Le Figaro-Magazine : Venons-en à vos propos. Vous dites en préambule que le chômage n'est pas la priorité des gouvernements des pays les plus développés, sous-entendu de la France aussi. N'êtes-vous pas injuste ? Depuis des années, tous les gouvernements semblent au contraire obsédés par le chômage ?
Philippe Séguin : Sur vingt ans, un constat n'échappera à personne : sauf petites périodes de rémission très passagères je suis bien placé pour en parler, puisque j'ai participé à l'organisation de l'une d'elles, le chômage n'a pas cessé de croître. On se rend donc bien compte, en raisonnant sur le long terme, que le problème est structurel. Or, ce problème n'a reçu que des réponses ponctuelles, conjoncturelles. Aujourd'hui encore, quand on parle chômage, beaucoup répondent : "croissance ! » "économie !" En fait, le modèle du plein emploi spontanément garanti par une économie saine est un modèle totalement dépassé.

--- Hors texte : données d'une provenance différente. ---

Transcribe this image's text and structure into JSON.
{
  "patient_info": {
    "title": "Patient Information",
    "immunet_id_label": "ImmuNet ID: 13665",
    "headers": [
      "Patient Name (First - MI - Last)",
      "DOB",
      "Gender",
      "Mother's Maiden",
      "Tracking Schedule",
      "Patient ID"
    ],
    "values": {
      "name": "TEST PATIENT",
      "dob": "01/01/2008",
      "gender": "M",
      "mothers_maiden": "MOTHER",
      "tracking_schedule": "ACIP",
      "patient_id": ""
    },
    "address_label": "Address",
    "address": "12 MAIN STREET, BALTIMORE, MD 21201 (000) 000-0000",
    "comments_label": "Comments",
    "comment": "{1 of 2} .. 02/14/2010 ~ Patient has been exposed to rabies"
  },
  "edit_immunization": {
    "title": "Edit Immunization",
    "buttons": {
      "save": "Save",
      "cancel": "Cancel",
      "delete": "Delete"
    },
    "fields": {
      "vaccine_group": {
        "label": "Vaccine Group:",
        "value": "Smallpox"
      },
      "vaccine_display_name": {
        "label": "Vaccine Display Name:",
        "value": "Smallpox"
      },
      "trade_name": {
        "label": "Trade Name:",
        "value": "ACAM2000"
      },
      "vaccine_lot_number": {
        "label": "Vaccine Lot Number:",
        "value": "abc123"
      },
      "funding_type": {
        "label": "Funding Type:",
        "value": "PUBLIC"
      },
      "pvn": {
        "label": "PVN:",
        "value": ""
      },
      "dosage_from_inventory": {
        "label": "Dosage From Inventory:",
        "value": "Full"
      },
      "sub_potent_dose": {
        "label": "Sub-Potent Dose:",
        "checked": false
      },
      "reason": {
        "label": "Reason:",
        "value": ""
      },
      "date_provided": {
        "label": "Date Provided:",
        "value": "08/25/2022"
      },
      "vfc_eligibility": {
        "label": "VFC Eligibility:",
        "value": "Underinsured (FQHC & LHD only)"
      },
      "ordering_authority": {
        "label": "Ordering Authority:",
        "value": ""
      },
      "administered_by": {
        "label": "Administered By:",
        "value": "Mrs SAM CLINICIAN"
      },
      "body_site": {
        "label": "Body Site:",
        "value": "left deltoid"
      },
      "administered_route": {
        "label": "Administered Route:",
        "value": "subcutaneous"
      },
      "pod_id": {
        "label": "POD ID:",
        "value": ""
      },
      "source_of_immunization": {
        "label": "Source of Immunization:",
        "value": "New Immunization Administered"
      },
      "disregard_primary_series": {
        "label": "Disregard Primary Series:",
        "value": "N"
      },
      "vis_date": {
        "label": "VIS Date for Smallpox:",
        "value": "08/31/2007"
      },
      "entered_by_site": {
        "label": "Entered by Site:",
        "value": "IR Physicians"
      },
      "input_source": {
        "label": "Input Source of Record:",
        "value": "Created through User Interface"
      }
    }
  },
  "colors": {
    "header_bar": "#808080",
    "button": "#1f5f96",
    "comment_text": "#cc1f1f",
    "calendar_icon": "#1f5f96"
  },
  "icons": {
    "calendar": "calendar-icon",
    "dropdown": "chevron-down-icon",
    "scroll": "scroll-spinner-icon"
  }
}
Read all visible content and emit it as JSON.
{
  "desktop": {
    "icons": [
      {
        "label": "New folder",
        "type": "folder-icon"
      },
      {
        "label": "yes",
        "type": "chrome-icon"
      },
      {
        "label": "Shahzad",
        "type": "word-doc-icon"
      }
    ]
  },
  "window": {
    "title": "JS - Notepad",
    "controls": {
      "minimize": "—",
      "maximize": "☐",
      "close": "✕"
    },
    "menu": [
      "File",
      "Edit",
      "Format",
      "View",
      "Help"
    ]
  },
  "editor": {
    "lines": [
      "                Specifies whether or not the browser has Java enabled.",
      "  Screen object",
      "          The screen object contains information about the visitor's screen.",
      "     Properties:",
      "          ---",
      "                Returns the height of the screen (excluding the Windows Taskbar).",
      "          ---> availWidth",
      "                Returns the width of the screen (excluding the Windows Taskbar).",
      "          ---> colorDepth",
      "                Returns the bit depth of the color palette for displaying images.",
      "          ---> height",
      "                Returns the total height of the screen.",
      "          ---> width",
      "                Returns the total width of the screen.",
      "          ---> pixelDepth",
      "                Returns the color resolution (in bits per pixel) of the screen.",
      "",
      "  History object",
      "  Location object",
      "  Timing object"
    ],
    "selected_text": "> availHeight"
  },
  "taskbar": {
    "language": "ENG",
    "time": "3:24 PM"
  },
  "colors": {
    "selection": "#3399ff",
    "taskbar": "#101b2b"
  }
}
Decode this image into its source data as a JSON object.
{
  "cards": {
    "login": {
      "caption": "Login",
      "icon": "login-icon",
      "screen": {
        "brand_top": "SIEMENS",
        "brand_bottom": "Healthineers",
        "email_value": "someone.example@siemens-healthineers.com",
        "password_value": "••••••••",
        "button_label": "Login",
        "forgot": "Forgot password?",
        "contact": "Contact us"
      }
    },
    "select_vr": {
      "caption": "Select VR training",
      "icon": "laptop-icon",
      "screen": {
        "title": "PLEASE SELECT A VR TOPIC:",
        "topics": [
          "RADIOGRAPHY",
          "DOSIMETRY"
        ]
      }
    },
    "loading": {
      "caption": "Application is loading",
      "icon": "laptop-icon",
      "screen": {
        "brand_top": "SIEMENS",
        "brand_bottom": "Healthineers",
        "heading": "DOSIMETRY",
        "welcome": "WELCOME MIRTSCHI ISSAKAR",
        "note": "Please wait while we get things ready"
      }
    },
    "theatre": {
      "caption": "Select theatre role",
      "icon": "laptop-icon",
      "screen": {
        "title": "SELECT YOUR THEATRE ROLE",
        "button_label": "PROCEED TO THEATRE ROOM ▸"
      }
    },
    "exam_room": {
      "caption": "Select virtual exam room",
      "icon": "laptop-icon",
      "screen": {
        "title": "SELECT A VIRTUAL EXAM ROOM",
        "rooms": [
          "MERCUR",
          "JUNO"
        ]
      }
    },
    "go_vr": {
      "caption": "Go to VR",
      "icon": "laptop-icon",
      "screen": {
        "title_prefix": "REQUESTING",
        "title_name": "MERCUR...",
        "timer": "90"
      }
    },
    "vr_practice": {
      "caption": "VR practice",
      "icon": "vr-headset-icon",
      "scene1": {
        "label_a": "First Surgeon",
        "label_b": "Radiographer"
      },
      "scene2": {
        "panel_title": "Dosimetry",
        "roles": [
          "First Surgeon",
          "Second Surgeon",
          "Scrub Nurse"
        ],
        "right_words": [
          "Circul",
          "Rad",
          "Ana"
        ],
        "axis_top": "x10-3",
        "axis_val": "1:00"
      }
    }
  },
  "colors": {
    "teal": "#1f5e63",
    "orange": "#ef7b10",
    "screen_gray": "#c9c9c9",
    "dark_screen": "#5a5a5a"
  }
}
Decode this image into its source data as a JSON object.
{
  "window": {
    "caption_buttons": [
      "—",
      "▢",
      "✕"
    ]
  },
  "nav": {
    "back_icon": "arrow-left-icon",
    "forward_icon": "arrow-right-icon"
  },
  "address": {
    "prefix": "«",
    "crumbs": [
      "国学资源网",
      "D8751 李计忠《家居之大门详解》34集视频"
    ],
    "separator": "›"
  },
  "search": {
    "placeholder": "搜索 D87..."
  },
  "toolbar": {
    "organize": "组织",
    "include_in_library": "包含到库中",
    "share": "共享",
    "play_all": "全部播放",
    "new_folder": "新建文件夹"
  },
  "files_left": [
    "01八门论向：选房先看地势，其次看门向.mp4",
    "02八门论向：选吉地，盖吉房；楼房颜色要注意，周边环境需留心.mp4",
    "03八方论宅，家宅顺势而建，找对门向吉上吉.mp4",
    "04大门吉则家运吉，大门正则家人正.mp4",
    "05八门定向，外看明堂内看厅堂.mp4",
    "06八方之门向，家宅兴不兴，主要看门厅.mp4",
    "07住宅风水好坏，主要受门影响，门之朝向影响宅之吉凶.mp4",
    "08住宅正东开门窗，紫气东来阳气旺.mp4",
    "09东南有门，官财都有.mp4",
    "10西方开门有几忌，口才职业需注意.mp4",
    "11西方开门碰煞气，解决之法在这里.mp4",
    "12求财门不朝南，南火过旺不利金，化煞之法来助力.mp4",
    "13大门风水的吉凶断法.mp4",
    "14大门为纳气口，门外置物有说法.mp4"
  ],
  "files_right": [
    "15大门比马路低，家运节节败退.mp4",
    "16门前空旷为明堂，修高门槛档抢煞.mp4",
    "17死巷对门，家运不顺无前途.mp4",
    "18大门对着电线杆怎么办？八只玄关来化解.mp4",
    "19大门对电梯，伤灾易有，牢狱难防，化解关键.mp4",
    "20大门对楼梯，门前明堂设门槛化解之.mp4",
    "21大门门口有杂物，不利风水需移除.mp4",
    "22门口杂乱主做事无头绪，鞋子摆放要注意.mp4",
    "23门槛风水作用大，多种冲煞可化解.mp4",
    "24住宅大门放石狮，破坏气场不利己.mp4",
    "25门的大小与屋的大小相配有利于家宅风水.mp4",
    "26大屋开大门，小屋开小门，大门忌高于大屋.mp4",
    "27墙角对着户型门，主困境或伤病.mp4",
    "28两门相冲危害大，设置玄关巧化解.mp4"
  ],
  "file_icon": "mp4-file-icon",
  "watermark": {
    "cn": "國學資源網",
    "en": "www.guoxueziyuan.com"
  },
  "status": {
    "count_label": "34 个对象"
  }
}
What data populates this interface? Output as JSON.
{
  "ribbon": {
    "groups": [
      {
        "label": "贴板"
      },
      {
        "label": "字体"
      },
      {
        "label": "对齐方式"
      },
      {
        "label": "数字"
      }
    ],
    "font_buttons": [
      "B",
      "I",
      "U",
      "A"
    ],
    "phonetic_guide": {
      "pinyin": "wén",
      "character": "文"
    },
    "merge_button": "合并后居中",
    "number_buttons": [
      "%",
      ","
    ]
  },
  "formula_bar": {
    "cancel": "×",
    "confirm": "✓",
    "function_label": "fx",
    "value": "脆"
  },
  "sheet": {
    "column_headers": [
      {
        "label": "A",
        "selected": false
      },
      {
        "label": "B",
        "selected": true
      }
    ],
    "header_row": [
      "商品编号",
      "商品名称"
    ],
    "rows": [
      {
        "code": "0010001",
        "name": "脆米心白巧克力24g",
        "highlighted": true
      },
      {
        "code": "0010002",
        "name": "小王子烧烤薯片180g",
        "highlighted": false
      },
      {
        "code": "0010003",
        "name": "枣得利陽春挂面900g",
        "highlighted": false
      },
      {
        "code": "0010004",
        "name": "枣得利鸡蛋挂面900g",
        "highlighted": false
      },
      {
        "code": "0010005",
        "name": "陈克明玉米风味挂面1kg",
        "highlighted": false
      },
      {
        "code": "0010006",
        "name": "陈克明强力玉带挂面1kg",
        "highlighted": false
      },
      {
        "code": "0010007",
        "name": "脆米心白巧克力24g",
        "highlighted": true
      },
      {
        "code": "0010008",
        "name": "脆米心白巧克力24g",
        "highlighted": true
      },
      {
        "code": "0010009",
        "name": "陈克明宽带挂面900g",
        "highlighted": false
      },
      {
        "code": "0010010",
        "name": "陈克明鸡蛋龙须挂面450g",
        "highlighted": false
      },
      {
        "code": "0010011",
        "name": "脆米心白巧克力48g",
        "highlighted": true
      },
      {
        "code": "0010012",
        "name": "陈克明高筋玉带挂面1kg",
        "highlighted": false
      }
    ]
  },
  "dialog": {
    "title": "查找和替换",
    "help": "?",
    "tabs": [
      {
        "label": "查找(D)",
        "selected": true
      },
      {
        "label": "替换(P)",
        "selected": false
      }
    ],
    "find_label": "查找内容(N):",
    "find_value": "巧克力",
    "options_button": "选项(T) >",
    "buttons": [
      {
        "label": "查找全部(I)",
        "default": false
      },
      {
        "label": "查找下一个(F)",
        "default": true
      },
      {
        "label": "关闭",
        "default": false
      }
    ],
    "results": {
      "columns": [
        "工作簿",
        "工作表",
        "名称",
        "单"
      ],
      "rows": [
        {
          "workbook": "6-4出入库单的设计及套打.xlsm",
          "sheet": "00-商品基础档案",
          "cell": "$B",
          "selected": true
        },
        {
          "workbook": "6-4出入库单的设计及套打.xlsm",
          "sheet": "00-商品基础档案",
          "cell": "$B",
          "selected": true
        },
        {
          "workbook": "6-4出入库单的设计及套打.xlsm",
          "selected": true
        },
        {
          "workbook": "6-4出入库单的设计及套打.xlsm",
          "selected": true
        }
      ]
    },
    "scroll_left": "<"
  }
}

Le Figaro-Magazine : Tout de même, parler de Munich social, vous n'y allez pas un peu fort ?
Philippe Séguin : L'expression me semble parfaitement adaptée et l'image correspondre en tout point à la gravité d'une situation où un actif sur cinq est privé d'emploi et où certaines zones du territoire ont pour seule population deux générations de chômeurs.
Le Figaro-Magazine : Ce que vous reprochez au gouvernement, c'est plutôt d'avoir choisi les mauvais moyens pour lutter contre ce fléau.
Philippe Séguin : Au risque de lasser, je tiens à redire que mon propos n'est ni d'adresser des reproches au gouvernement ni de critiquer des hommes dont je ne me dissocie pas puisque je ne m'exonère pas des erreurs qui ont pu être commises. Mon discours peut être résumé en trois points : primo, nous sommes confrontés à un fléau social qui menace les fondements mêmes de notre société ; secundo, les recettes traditionnelles de la gauche et de la droite ont jusqu'à présent échoué à combattre le mal ; tertio, il est temps d'accomplir notre révolution culturelle sauf à voir l'attente née des élections de mars se tourner vers d'autres horizons, parfaitement révoltants. Dès lors que la gauche reste en état de coma dépassé, il n'est pas très difficile d'imaginer vers quels mauvais bergers pourraient se tourner nos concitoyens si tout continue comme avant…
Le Figaro-Magazine : Certains notent que vos recettes pour améliorer l'emploi nous feraient revenir des années en arrière, puisque vous nous proposez l'économie administrée de l'après-guerre ou un socialisme version Mauroy. À savoir la dévaluation, les subventions, l'État créateur d'emplois ou d'activités, le retour au contrôle administratif sur l'autorisation de licencier, la nationalisation de l'Unedic. Pourquoi ce qui n'a pas marché en 1981 marcherait-il en 1993 ? C'est ce que vous a rétorqué Édouard Balladur…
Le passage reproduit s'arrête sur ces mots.